百姓们一看到金兀术他们的囚车过来,顿时便愤怒地大吼了起来,甚至还有人往囚车里面扔着石子和秽物。
面对着百姓们的羞辱,金兀术愤怒地大叫起来。
“燕王!燕王殿下!你这般放任这些人羞辱我等,你还想不想谈?你可知道,这样只会让你在之后的谈判之中变得不利的一方!我等虽然是败军之将,可也是有尊严的!”
听到金兀术的愤怒大喊声,杨凡神色平静,就好像是没有听到一般。
随后,他越过众人,牵着夏若琳的手来到刑场的最上方。
刑场下方,黑压压的人群围满了刑场四周,他们的目光死死盯着那一长排囚车,眼神里燃烧着刻骨的仇恨。
当囚车在刑场中央停稳时,人群中爆发出震天的怒吼。
“杀了他们!”
“为我齐家十三口报仇!”
“羌狗不得好死!”
杨凡牵着夏若琳的手,缓步登上刑场高台。
他一身黑金王袍,头戴玉冠,面色冷峻如寒霜。
夏若琳则是一身淡黄色宫装,端庄威严,眼中同样带着冷意。
“肃静!”
伺候在一旁的福伯一声高喝,声震全场。
百姓们渐渐安静下来,但眼中的仇恨却丝毫未减。
杨凡扫视全场,目光最终落在囚车中的金兀术和豪格身上。
“带人犯!”
一声令下,囚车门被打开。
金兀术和豪格也被押解出来,按倒在刑场中央。
其余被俘的羌国将领和士兵也被带至刑场两侧跪倒。
眼看着他们也被押上了刑场,金兀术慌了起来,他挣扎着抬起头,强作镇定地喊道。
“燕王殿下!我等虽是战俘,但我好歹也是羌国贵族,按照两国交战的规矩,你应以礼相待!我乃羌国国主亲弟,你若杀我,便是与整个羌国结下死仇!我羌国尚有数十万铁骑,届时大军压境,你大夏能挡得住吗?”
豪格也急忙附和。
“正是!燕王殿下,我父亲乃羌国持节大将军,手握重兵!你若不杀我们,我豪格家族将愿以万金赎我,我等也会发誓从今往后不再冒犯大夏!”

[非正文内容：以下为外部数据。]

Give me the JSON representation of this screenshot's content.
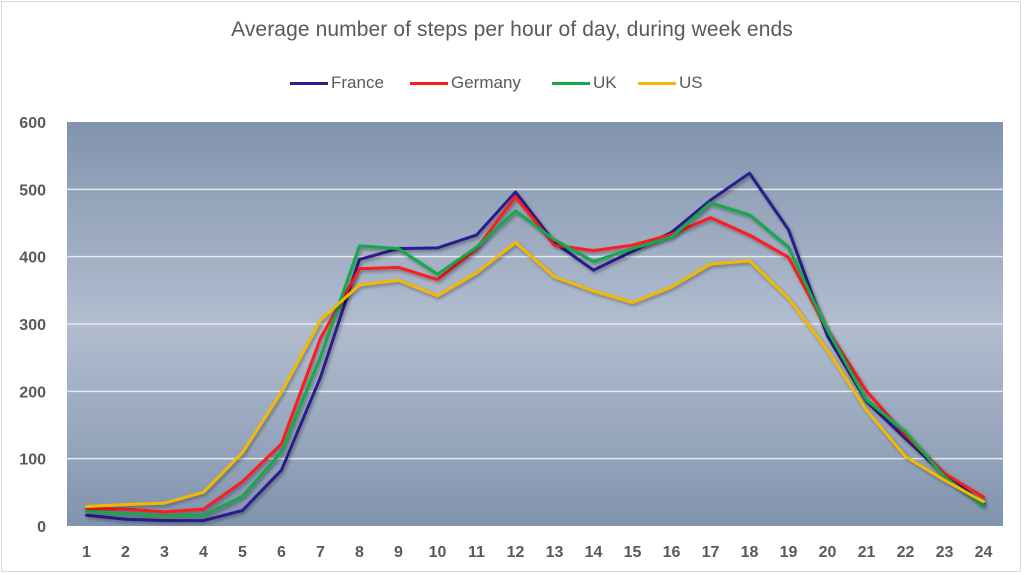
{
  "chart_data": {
    "type": "line",
    "title": "Average number of steps per hour of day, during week ends",
    "xlabel": "",
    "ylabel": "",
    "categories": [
      "1",
      "2",
      "3",
      "4",
      "5",
      "6",
      "7",
      "8",
      "9",
      "10",
      "11",
      "12",
      "13",
      "14",
      "15",
      "16",
      "17",
      "18",
      "19",
      "20",
      "21",
      "22",
      "23",
      "24"
    ],
    "ylim": [
      0,
      600
    ],
    "yticks": [
      "0",
      "100",
      "200",
      "300",
      "400",
      "500",
      "600"
    ],
    "grid": true,
    "legend_position": "top-center",
    "series": [
      {
        "name": "France",
        "color": "#2b1f8c",
        "values": [
          16,
          10,
          8,
          8,
          23,
          83,
          221,
          396,
          412,
          413,
          432,
          496,
          421,
          380,
          408,
          436,
          484,
          524,
          440,
          282,
          185,
          130,
          76,
          34
        ]
      },
      {
        "name": "Germany",
        "color": "#ff1a1a",
        "values": [
          26,
          25,
          21,
          25,
          66,
          122,
          279,
          382,
          384,
          366,
          412,
          489,
          417,
          409,
          417,
          433,
          458,
          432,
          399,
          291,
          200,
          135,
          78,
          43
        ]
      },
      {
        "name": "UK",
        "color": "#18a84b",
        "values": [
          22,
          18,
          15,
          16,
          44,
          110,
          251,
          416,
          412,
          374,
          414,
          468,
          425,
          393,
          412,
          429,
          480,
          462,
          414,
          291,
          187,
          140,
          73,
          30
        ]
      },
      {
        "name": "US",
        "color": "#f4b800",
        "values": [
          29,
          32,
          34,
          50,
          109,
          199,
          306,
          358,
          365,
          342,
          376,
          421,
          370,
          349,
          332,
          355,
          389,
          394,
          338,
          261,
          172,
          103,
          68,
          36
        ]
      }
    ]
  },
  "colors": {
    "plot_gradient_edge": "#8194ae",
    "plot_gradient_mid": "#b2bdcf",
    "gridline": "#e6e9ee",
    "text": "#595959"
  }
}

看到这二人到现在还以为他们的身份能够保得住他们,杨凡冷笑一声,声音不高,却清晰地传遍全场。
“规矩?你们羌人也配谈规矩?”
他向前一步,目光如刀。
“三年前,羌国就已经与大夏签订和约,约定互不侵犯,开放边市。当时这和约可是你们羌国国主亲自求着签的,金兀术,你作为羌国大将军,难不成已经忘记了?”
金兀术脸色微变。
“可你们做了什么?”杨凡声音陡然提高,“背弃盟约,悍然入侵!破我城池,屠我百姓!凉州、兖州,二州之地,尸横遍野,血流成河!老人、妇孺,你们一个都没放过!这就是你们羌国的‘规矩’?”
百姓中响起啜泣声,有人已经掩面痛哭。
杨帆的话唤起了他们痛苦的回忆。
当初燕王殿下发下粮食,还派人指导农耕,他们所有人都以为好日子就要来了。
可当林清月带着这些羌人破开国门之时,等待他们的便是充满了血腥的杀戮。
他们这些人虽然侥幸逃过一劫,可是被杀害的亲人却永远也回不来了。
“今日,本王便要在这里,以血还血,以牙还牙!”
杨凡的声音铿锵有力,“所有被俘羌兵,凡参与屠杀过我大夏百姓者,一个不留,即刻斩首!其余羌兵,发配各州矿场、道路,终生苦役,以赎其罪!”
话音刚落,刀斧手已经上前。
那些被指认参与过屠杀的羌兵哭喊着求饶,但百姓的怒骂声瞬间淹没了他们的哀嚎。